Asrın Hukuk Bürosu’nun, Müvekkilleri Kürt Halk Önderi Abdullah Öcalan için kaleme aldığı mesajda şunlar belirtildi:

 “Değerli Halkımız, sizleri Asrın Hukuk Bürosu olarak saygıyla selamlıyor, 2023 yılı Newrozu’nu kutluyoruz. Newrozu, bir kez daha tarihsel ve kader belirleyici bir süreçte karşılıyoruz. 6 Şubat tarihinde yaşadığımız deprem felaketi, halklarımızda büyük bir acı ve yıkıma yol açtı. Bir kez daha halklarımızın acısını paylaşıyor ve geçmiş olsun dileklerimizi iletiyoruz.

‘Sözleriyle, sesiyle sizlerin karşınızda olmak isterdik’

Bizler, Sayın Abdullah Öcalan’ın avukatları olarak, bu Newroz’da müvekkilimizin sözleriyle, sesiyle sizlerin karşınızda olmak isterdik. Maalesef 25 Mart 2021 tarihinden bu yana kendisinden ve İmralı Ada Hapishanesi’nde bulunan Hamili Yıldırım, Veysi Aktaş ve Ömer Hayri Konar’dan haber alamıyoruz. 

 Sayın Öcalan, 2013 tarihi Newroz’unda halkımıza ve tüm halklara seslenerek, barış ve özgürlük umudunu diriltmiş ve yeni bir sürecin önünü açmıştır. Newroz alanlarının ve halkımızın tanıklığında, Türkiye’nin demokratikleşmesi ve Kürt meselesinin kalıcı çözümü için diyalog sürecini başlatmıştı.

‘Tecritte ısrar eden zihniyet…’

Sayın Öcalan’ın tüm çabalarına rağmen bu süreç akamete uğratılarak, halklarımız, ezilenler ve tüm toplum için büyük acılara yol açan, kanlı bir süreç başlatılmıştır. Bu süreç aynı zamanda Sayın Öcalan’a yönelik ağır bir tecrit ile birlikte uygulanmıştır.  Türkiye toplumunun, halkımızın ekonomik ve sosyal koşulları kötüleştikçe, özgürlük alanı daraldıkça tecrit de süreklileşmiş, haber alamama seviyesine yükseltilmiştir. Bir kez daha tecridin, savaş, yoksulluk ve otoriter yönetim ile bağını ülke olarak deneyimlemiş olduk. Tecrit de ısrar eden zihniyet ülkeyi büyük bir krize sürüklemiş ve halklarımız için ağır bir sonucun açığa çıkmasına neden olmuştur.
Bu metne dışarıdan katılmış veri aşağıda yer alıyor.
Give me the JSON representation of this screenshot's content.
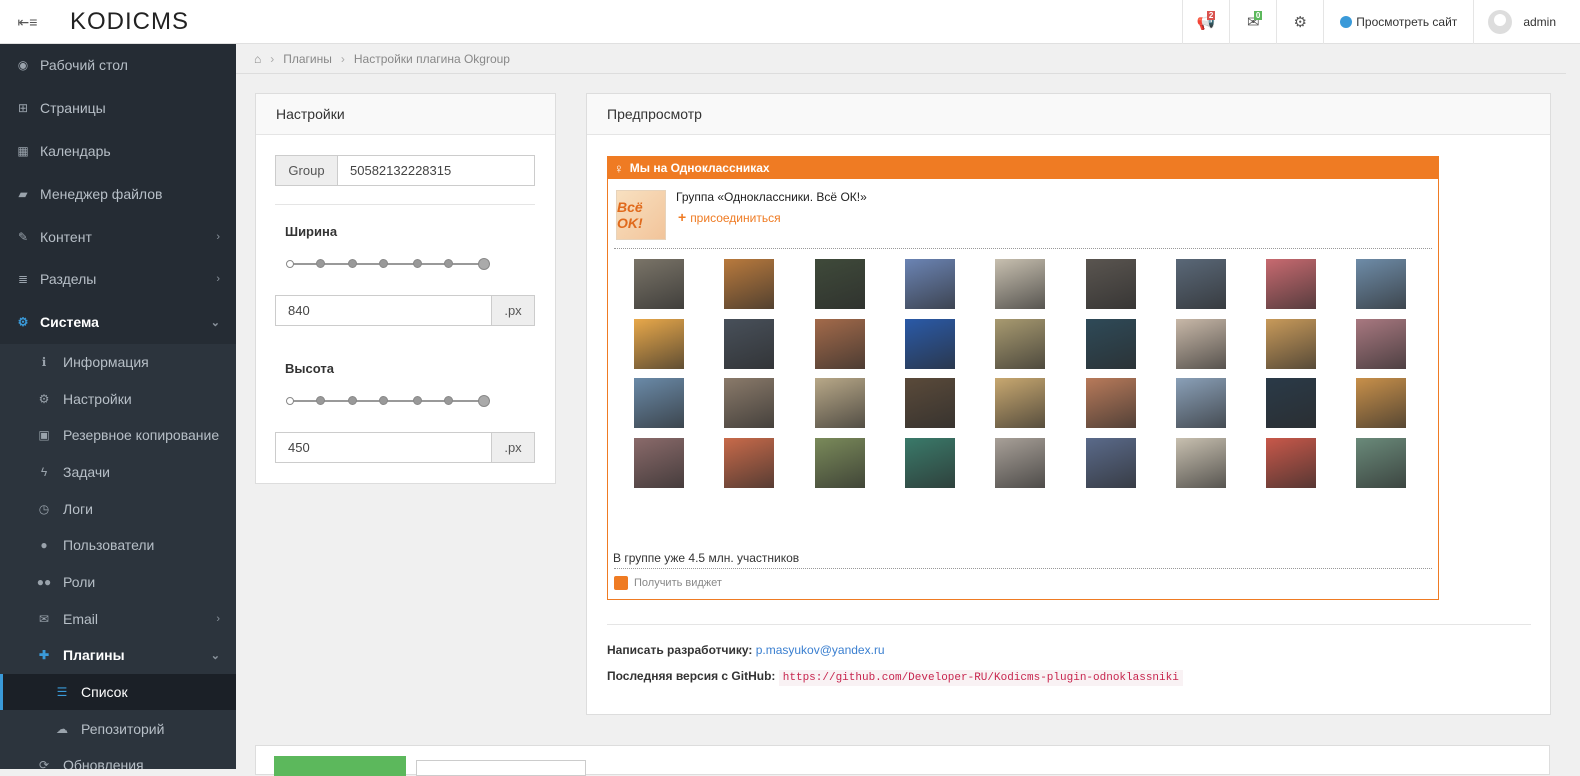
{
  "app": {
    "logo": "KODICMS"
  },
  "topbar": {
    "notifications_count": "2",
    "messages_count": "0",
    "view_site_label": "Просмотреть сайт",
    "user_name": "admin"
  },
  "sidebar": {
    "items": [
      {
        "label": "Рабочий стол",
        "icon": "dashboard-icon"
      },
      {
        "label": "Страницы",
        "icon": "sitemap-icon"
      },
      {
        "label": "Календарь",
        "icon": "calendar-icon"
      },
      {
        "label": "Менеджер файлов",
        "icon": "folder-icon"
      },
      {
        "label": "Контент",
        "icon": "edit-icon"
      },
      {
        "label": "Разделы",
        "icon": "list-icon"
      },
      {
        "label": "Система",
        "icon": "gear-icon"
      }
    ],
    "system_items": [
      {
        "label": "Информация",
        "icon": "info-icon"
      },
      {
        "label": "Настройки",
        "icon": "cog-icon"
      },
      {
        "label": "Резервное копирование",
        "icon": "archive-icon"
      },
      {
        "label": "Задачи",
        "icon": "bolt-icon"
      },
      {
        "label": "Логи",
        "icon": "clock-icon"
      },
      {
        "label": "Пользователи",
        "icon": "user-icon"
      },
      {
        "label": "Роли",
        "icon": "users-icon"
      },
      {
        "label": "Email",
        "icon": "envelope-icon"
      },
      {
        "label": "Плагины",
        "icon": "puzzle-icon"
      }
    ],
    "plugin_items": [
      {
        "label": "Список",
        "icon": "list-ul-icon"
      },
      {
        "label": "Репозиторий",
        "icon": "cloud-icon"
      }
    ],
    "partial_item": "Обновления"
  },
  "breadcrumb": [
    "Плагины",
    "Настройки плагина Okgroup"
  ],
  "settings": {
    "title": "Настройки",
    "group_label": "Group",
    "group_value": "50582132228315",
    "width_label": "Ширина",
    "width_value": "840",
    "height_label": "Высота",
    "height_value": "450",
    "unit": ".px"
  },
  "preview": {
    "title": "Предпросмотр",
    "widget_header": "Мы на Одноклассниках",
    "group_img_text": "Всё OK!",
    "group_name": "Группа «Одноклассники. Всё ОК!»",
    "join_label": "присоединиться",
    "members_text": "В группе уже 4.5 млн. участников",
    "get_widget": "Получить виджет",
    "member_colors": [
      [
        "#7a7468",
        "#b97a3d",
        "#3f4a3a",
        "#6b84b4",
        "#c8c0b0",
        "#5a5550",
        "#5a6878",
        "#c86a70",
        "#6e8ca8"
      ],
      [
        "#e8a84a",
        "#48505a",
        "#a36a4a",
        "#2a5aa8",
        "#a89a70",
        "#2e4a58",
        "#c8b8a8",
        "#c89a5a",
        "#a87880"
      ],
      [
        "#6a8aa8",
        "#8a7a6a",
        "#b8a888",
        "#5a4a3a",
        "#c8a870",
        "#b87a5a",
        "#8aa0b8",
        "#2a3a48",
        "#c8904a"
      ],
      [
        "#8a6a6a",
        "#c86a4a",
        "#7a8a5a",
        "#3a7a6a",
        "#a8a098",
        "#5a6a8a",
        "#c8c0b0",
        "#c8584a",
        "#6a8a7a"
      ]
    ]
  },
  "developer": {
    "write_label": "Написать разработчику:",
    "email": "p.masyukov@yandex.ru",
    "github_label": "Последняя версия с GitHub:",
    "github_url": "https://github.com/Developer-RU/Kodicms-plugin-odnoklassniki"
  }
}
Tecride karşı mücadele vurgusu

Değerli halkımız, yaşadığımız tüm bu gelişmeler ışığında Sayın Öcalan’ın özgürlük ve barış misyonuna her zamankinden daha fazla ihtiyaç duyuyoruz. İmralı’dan yükselen barış sesini duymamız, içinde debelendiğimiz ekonomik, politik tüm krizlerin aşılmasına büyük bir katkı sunacaktır. Tecride karşı sonuç alıcı bir mücadele yürüterek, var olan mücadeleyi daha da yükselterek barışın ve çözümün yolunu da açmış olacağız.”

Öcalan’ın 2014 mesajı

“Sayın Öcalan’ın gelecek Newroz aramızda olacağı ve bu sahneden sizleri selamlayacağı umuduyla” denilen mesajda, Abdullah Öcalan’ın 2014 Newrozundaki şu sözlerine dikkat çekildi:

 “Medeniyetlerin beşiği olan Mezopotamya'da görkemli Newroz ateşini bir uyanış ve demokrasi şölenine dönüştüren halkımızı selamlıyorum.

 Sizlerin şahsında ülkemin bütün gençlerine ve kadınlarına sevgilerimi gönderiyorum.
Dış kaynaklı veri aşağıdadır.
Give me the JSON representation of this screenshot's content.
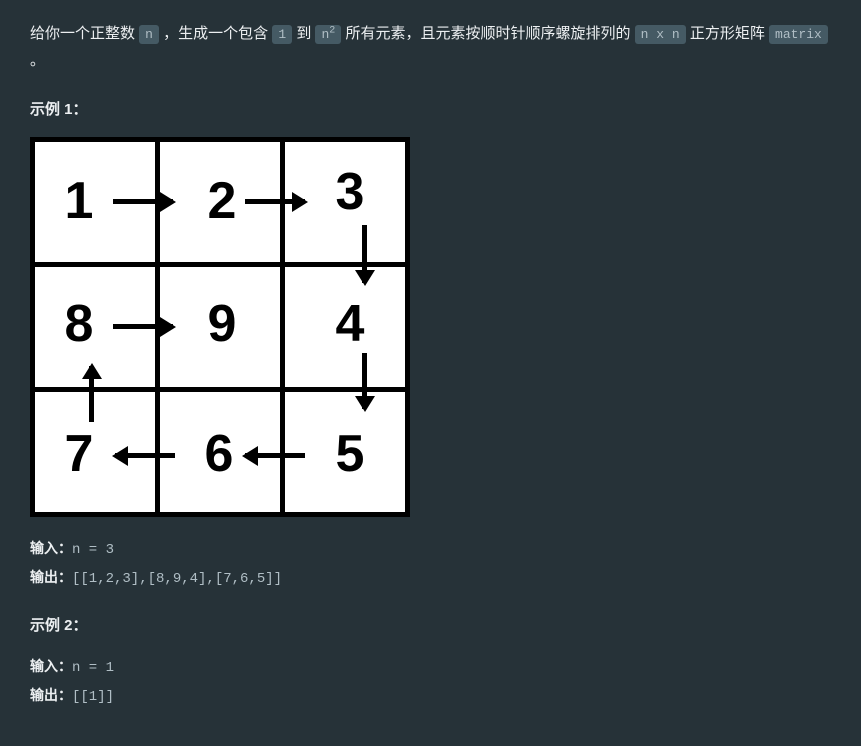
{
  "description": {
    "part1": "给你一个正整数 ",
    "code1": "n",
    "part2": " ，生成一个包含 ",
    "code2": "1",
    "part3": " 到 ",
    "code3_prefix": "n",
    "code3_sup": "2",
    "part4": " 所有元素，且元素按顺时针顺序螺旋排列的 ",
    "code4": "n x n",
    "part5": " 正方形矩阵 ",
    "code5": "matrix",
    "part6": " 。"
  },
  "example1_title": "示例 1：",
  "spiral": {
    "cells": [
      "1",
      "2",
      "3",
      "4",
      "5",
      "6",
      "7",
      "8",
      "9"
    ]
  },
  "io1": {
    "input_label": "输入：",
    "input_value": "n = 3",
    "output_label": "输出：",
    "output_value": "[[1,2,3],[8,9,4],[7,6,5]]"
  },
  "example2_title": "示例 2：",
  "io2": {
    "input_label": "输入：",
    "input_value": "n = 1",
    "output_label": "输出：",
    "output_value": "[[1]]"
  }
}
 Yüreğinde barışa bir yer açan, sesimize kulak veren herkesi, tüm Türkiye'yi asırların dayanışma ruhuyla bir olmaya çağırıyorum.

 Dünya medeniyetler tarihine beşiklik etmiş, kardeş Ortadoğu ve Asya halklarının da bayramını kutluyorum.
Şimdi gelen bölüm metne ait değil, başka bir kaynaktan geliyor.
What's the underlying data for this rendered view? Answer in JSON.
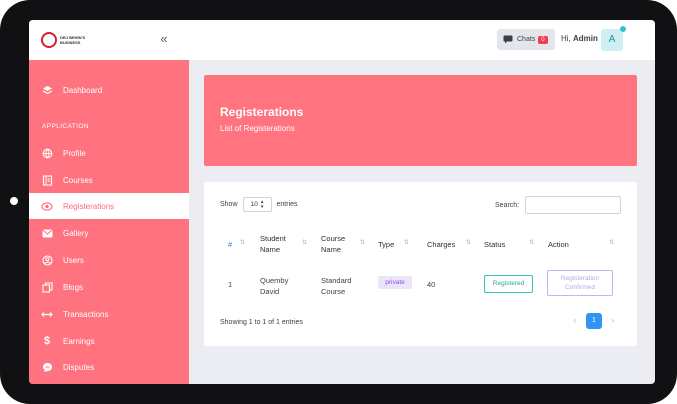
{
  "brand": {
    "logo_text": "DRJ BEHIN'S BUSINESS"
  },
  "sidebar": {
    "section_label": "APPLICATION",
    "items": [
      {
        "label": "Dashboard",
        "icon": "dashboard-icon"
      },
      {
        "label": "Profile",
        "icon": "globe-icon"
      },
      {
        "label": "Courses",
        "icon": "book-icon"
      },
      {
        "label": "Registerations",
        "icon": "eye-icon",
        "active": true
      },
      {
        "label": "Gallery",
        "icon": "mail-icon"
      },
      {
        "label": "Users",
        "icon": "user-icon"
      },
      {
        "label": "Blogs",
        "icon": "copy-icon"
      },
      {
        "label": "Transactions",
        "icon": "transfer-icon"
      },
      {
        "label": "Earnings",
        "icon": "dollar-icon"
      },
      {
        "label": "Disputes",
        "icon": "chat-icon"
      }
    ]
  },
  "header": {
    "chats_label": "Chats",
    "chats_count": "0",
    "greeting": "Hi,",
    "user_name": "Admin",
    "avatar_letter": "A"
  },
  "banner": {
    "title": "Registerations",
    "subtitle": "List of Registerations"
  },
  "table": {
    "show_label": "Show",
    "page_size": "10",
    "entries_label": "entries",
    "search_label": "Search:",
    "columns": [
      "#",
      "Student Name",
      "Course Name",
      "Type",
      "Charges",
      "Status",
      "Action"
    ],
    "rows": [
      {
        "num": "1",
        "student": "Quemby David",
        "course": "Standard Course",
        "type": "private",
        "charges": "40",
        "status": "Registered",
        "action": "Registeration Confirmed"
      }
    ],
    "info": "Showing 1 to 1 of 1 entries",
    "pagination": {
      "prev": "‹",
      "current": "1",
      "next": "›"
    }
  },
  "colors": {
    "accent": "#ff727f",
    "primary": "#2f94f2"
  }
}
 Tarih bize göstermiştir ki eğer kararlı bir barış önderliği sergilenmezse tarihsel sorunlar bildiğini okur ve genellikle çok kayıplı dönüşümlerle cevaplarını üretirler.

 Bizim direnişimiz, kardeş halklara karşı değil, hegemonik karakterli, yok sayan, imha eden, inkar eden zulüm düzenine karşı olmuştur. Dolayısıyla barışımız da hükümetler ya da devletler için değil, bu toprakların binlerce yıllık kadim değerlerini özümseyen, dünya kültürel mirasının eşsiz hazırlayıcısı olan Anadolu, Kürdistan ve Mezopotamya halkları içindir.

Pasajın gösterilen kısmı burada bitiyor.